TUI ist und bleibt der grösste Abnehmer der Charterkapazität von Swiss. Die beiden anderen grossen TOs seien mit ihren hauseigenen Chartergesellschaften Edelweiss (Kuoni) und Belair (Hotelplan) zum grössten Teil abgedeckt. Bei diesen beiden komme die Swiss erst zum Zug, wenn mehr Bedarf bestehe. Für Kuoni zum Beispiel werden im kommenden Winter drei Kettenrotationen geflogen: am Freitag nach Hurghada, am Samstag nach Fuerteventura und am Sonntag nach Teneriffa/Lanzarote. Zusätzlich gibts in der Hochsaison im Dezember und Januar noch drei Ad-hoc-Flüge nach Las Palmas.

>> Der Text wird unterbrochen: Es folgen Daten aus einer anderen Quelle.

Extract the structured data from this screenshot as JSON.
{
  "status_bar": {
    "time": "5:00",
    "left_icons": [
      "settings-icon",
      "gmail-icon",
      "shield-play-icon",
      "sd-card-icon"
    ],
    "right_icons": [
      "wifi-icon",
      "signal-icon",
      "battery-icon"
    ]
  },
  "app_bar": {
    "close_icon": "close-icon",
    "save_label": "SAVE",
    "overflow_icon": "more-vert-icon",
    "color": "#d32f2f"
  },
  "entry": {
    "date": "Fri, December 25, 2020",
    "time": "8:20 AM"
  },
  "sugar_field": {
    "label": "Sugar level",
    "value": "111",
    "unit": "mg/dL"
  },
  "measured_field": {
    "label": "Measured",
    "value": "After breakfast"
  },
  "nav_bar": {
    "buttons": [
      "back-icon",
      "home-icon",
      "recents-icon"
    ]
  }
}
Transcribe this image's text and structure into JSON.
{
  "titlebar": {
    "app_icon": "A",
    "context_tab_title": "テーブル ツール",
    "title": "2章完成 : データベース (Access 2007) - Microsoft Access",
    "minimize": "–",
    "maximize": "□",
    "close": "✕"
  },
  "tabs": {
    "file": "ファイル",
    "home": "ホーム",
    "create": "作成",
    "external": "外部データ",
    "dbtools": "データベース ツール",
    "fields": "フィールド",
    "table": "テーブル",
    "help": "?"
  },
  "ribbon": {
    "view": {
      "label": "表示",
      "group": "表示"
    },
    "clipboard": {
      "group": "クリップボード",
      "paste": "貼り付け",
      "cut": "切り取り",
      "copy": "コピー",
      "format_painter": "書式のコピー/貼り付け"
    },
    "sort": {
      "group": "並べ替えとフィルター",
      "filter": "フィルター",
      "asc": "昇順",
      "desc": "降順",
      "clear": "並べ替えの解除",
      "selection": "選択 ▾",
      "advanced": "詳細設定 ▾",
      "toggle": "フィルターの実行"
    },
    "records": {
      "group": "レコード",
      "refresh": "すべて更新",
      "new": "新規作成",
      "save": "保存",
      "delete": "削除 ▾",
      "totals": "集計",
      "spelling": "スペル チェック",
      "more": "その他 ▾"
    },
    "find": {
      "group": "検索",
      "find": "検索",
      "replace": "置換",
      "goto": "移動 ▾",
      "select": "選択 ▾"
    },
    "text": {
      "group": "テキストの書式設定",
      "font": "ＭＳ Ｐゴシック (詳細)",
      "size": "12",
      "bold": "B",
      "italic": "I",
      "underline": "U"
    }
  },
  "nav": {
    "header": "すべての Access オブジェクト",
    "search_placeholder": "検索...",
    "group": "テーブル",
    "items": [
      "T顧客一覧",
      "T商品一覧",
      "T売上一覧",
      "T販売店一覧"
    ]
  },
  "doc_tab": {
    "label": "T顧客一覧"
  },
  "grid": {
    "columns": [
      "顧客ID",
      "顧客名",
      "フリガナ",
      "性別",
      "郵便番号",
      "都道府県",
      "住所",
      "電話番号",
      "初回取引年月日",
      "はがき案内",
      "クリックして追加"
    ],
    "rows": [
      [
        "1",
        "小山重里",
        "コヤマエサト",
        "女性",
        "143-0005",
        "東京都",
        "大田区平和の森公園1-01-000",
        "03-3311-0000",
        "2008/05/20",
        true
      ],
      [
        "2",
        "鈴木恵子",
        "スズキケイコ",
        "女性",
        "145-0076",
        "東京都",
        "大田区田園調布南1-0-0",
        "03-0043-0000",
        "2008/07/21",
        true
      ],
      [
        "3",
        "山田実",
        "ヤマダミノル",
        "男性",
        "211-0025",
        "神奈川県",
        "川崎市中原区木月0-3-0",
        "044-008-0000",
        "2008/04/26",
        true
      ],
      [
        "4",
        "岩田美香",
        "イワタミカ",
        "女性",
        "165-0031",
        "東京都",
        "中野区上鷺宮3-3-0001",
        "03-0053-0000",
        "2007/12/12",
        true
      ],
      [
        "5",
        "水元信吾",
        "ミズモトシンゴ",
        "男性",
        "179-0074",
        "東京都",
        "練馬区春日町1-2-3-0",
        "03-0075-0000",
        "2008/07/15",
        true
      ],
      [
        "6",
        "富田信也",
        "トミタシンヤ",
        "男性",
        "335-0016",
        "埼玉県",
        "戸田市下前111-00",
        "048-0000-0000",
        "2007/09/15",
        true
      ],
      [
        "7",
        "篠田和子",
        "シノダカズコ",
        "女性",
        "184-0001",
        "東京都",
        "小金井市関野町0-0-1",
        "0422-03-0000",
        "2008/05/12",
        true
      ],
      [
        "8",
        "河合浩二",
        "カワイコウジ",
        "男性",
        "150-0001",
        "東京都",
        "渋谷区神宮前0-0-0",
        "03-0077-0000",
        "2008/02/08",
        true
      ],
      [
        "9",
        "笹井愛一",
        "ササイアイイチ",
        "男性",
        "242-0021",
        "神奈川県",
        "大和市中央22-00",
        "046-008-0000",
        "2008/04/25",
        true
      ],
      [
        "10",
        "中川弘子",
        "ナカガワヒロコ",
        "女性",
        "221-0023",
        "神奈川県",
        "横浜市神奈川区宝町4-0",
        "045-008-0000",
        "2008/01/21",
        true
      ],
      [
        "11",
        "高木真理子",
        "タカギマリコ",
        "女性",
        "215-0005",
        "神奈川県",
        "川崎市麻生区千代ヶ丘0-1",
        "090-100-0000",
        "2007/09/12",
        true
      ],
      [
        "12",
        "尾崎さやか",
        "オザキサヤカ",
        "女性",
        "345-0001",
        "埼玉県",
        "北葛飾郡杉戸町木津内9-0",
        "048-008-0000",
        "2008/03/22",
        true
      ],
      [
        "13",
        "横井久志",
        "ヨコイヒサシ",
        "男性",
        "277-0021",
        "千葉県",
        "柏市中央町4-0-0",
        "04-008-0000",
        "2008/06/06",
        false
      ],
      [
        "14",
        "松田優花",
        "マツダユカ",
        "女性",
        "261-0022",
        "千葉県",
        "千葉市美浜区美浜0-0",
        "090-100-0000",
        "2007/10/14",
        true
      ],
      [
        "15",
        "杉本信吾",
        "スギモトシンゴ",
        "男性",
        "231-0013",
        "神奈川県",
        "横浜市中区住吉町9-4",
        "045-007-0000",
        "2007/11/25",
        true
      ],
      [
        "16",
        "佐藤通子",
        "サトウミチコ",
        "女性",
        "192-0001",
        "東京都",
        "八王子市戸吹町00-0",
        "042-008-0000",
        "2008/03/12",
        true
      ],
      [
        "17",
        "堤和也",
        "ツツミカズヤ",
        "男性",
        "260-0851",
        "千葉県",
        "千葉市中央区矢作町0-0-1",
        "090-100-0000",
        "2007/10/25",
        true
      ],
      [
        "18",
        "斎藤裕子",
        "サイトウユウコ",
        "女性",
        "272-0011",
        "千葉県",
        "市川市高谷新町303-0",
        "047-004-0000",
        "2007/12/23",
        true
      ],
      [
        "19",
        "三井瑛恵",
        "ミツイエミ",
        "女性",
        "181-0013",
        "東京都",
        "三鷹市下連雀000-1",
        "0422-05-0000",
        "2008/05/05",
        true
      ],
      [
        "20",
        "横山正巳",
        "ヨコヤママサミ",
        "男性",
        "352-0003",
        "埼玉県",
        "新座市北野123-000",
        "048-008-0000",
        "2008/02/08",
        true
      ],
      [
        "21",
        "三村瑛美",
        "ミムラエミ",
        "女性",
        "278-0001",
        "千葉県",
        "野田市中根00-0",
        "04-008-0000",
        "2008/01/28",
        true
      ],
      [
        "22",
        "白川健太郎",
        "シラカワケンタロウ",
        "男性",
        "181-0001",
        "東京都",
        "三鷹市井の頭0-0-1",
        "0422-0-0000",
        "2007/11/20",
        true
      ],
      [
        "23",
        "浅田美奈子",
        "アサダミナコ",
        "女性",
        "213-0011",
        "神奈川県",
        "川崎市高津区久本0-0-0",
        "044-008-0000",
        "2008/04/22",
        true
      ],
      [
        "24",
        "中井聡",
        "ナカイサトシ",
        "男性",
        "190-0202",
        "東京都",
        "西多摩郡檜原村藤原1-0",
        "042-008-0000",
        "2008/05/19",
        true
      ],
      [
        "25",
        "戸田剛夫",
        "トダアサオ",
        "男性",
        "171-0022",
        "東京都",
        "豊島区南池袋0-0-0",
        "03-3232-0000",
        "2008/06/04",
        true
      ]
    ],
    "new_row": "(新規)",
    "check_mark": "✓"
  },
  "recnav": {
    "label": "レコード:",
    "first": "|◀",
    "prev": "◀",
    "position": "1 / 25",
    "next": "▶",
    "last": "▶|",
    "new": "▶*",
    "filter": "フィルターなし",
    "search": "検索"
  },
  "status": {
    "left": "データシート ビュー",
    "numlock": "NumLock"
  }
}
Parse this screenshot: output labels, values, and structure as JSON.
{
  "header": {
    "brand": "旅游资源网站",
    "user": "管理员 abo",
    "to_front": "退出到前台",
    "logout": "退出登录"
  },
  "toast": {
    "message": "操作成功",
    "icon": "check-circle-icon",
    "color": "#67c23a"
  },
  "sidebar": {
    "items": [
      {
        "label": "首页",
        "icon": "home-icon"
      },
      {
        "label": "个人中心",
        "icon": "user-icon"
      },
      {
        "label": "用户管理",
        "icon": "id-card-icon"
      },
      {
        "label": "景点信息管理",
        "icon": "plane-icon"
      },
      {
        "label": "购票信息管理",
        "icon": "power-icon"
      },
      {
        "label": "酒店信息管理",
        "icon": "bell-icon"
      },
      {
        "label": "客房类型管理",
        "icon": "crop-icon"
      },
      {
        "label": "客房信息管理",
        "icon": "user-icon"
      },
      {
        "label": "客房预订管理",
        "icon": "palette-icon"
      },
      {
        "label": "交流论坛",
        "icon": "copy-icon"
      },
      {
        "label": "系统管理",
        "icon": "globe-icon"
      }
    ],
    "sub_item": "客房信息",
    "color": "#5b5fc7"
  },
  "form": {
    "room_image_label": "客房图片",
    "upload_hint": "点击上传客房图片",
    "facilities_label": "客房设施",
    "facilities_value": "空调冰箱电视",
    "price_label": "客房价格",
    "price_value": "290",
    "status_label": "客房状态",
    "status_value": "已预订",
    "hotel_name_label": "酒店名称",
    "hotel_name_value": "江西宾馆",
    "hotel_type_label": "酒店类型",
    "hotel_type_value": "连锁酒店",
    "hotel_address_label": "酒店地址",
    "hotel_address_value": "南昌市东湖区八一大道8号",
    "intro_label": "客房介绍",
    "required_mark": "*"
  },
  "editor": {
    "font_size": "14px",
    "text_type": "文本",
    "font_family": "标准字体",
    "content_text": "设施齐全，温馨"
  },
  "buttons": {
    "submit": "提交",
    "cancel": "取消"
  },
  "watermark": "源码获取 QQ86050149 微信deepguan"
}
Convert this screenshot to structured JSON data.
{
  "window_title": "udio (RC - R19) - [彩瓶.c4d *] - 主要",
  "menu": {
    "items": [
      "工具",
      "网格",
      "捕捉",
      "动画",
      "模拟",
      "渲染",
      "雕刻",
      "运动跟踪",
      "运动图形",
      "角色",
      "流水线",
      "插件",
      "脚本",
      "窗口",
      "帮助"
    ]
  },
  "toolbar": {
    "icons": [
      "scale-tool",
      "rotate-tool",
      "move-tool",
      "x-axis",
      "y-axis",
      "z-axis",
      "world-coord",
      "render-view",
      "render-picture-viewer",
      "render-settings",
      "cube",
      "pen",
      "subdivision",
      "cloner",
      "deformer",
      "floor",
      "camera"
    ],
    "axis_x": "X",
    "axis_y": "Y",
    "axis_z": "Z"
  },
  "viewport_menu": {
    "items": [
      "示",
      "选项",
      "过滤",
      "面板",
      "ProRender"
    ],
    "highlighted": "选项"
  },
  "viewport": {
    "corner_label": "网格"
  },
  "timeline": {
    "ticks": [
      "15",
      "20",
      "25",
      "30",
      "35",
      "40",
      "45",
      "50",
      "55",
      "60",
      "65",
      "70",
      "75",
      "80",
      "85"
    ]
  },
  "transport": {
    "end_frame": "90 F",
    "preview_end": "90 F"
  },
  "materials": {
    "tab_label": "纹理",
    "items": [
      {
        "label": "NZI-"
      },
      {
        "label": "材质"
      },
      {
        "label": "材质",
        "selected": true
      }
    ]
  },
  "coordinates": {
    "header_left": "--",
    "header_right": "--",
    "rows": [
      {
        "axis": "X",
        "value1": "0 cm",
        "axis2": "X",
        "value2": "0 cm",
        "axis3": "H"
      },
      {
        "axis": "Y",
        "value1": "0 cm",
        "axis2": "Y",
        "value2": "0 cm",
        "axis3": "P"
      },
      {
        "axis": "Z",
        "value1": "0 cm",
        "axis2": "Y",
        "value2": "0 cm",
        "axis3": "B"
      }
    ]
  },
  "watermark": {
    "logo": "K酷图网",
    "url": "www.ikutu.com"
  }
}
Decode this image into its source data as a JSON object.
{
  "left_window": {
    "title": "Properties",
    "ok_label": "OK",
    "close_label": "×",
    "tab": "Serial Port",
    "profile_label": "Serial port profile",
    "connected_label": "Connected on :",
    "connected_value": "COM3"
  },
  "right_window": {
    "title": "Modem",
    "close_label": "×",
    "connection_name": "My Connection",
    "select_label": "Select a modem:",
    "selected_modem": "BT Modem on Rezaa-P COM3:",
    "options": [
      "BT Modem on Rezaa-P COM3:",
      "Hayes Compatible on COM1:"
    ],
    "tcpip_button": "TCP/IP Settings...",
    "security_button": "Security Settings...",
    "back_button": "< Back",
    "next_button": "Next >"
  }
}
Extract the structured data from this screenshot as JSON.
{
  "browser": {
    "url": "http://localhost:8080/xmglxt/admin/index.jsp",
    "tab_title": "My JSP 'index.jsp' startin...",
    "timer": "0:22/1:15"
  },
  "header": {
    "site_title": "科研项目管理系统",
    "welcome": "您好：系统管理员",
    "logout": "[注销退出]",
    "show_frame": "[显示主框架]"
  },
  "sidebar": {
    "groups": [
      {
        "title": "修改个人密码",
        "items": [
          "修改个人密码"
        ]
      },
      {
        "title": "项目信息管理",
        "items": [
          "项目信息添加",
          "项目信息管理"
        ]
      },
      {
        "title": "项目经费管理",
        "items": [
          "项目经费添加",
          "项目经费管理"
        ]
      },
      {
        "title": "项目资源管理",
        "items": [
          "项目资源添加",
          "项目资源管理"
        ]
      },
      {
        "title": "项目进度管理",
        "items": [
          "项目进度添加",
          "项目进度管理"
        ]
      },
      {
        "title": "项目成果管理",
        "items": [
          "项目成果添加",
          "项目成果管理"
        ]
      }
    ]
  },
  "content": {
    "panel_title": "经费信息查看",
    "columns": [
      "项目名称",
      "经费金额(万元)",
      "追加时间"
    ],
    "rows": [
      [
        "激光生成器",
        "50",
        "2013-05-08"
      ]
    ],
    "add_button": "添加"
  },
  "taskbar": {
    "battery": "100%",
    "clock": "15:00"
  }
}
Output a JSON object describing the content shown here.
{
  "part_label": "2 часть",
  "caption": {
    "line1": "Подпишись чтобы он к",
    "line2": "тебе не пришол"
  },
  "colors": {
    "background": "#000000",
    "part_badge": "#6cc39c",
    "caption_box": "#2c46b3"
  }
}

Über die Sitzplatzauslastung bei den Swiss-Chartern macht sich Massüger weniger Sorgen. «Die Auslastung ist allein das Problem des Veranstalters», erklärt er. Swiss verlange vom TO einen fixen Preis – ob die Maschine voll oder halbvoll fliege. Massüger zitiert seinen Chef Harry Hohmeister (Chief Network & Distribution Officer bei Swiss): «Solange es rentiert, werden wir dieses Geschäft betreiben.» Die Swiss sei nicht im Chartergeschäft dabei, nur um dabei zu sein. Es soll rentieren. Würde Swiss mit dieser Abteilung Verluste einfliegen, würde sie sich in Zukunft voll auf das Liniengeschäft konzentrieren.